The Escondido Game (1987)

Still drinking our mead at Meadiocrity (see last post), they had a box that said "The Escondido Game" and was clearly a Monopoly knock-off, right down to the little metal tokens.  But it was not made by the big Opoly company that does these for almost every city and franchise (by the way, they're a local company in Carlsbad).  It was published in 1987 by the Higgins Group.  At the time (I didn't bring my reading glasses), I had no idea it was that old.  Must be really hard to find.  It was created for the 100th anniversary of the incorporation of the city.

It was a standard Opoly game full of local names and businesses that nobody more than 100 miles away would understand.  It was mostly black-and-white and felt fairly low-budget.  But that's fine.  And as soon as I typed that, I remembered it's 37 years old.  1987 is when I moved to California after 4 semesters at SUNY Stony Brook ... memory lane.

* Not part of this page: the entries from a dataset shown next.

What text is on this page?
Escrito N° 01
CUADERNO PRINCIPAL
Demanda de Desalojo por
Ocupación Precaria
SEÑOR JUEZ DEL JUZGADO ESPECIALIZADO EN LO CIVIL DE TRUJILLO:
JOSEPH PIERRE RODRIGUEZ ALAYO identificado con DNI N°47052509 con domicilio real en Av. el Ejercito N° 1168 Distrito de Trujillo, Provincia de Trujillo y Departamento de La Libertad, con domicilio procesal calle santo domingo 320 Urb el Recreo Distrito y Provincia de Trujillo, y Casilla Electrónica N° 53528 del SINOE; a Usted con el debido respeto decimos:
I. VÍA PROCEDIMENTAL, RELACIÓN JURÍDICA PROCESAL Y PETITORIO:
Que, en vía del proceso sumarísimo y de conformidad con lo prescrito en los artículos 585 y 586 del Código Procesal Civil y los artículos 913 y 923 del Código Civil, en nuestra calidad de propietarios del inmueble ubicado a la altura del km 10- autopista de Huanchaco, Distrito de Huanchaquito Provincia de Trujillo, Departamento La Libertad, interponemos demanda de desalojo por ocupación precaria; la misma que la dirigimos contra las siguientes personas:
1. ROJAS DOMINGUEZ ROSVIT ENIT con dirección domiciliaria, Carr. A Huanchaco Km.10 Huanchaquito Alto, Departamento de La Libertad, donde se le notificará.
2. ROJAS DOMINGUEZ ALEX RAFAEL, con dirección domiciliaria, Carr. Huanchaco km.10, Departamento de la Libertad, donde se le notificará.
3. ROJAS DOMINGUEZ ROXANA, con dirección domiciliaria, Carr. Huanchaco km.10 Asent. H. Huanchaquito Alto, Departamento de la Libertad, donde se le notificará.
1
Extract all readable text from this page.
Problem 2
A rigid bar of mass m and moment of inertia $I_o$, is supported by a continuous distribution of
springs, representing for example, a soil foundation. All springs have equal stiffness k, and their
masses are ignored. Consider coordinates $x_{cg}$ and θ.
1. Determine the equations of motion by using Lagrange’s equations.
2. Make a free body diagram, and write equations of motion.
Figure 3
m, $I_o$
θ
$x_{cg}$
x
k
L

We took some trips around the board and hit the road.  It did not have the two decks of actions cards (Chance and Community Chest), just one deck called Opportunity, with about the same cards.  One interesting card was very verbose, but the bottom line was that it would buy a property for you at no cost on some future turn, opening a can of worms: do you have to land on a buyable square first, or can you just pick one?  Can you steal from another player?  We like when rules seem simple but have different meanings to different players.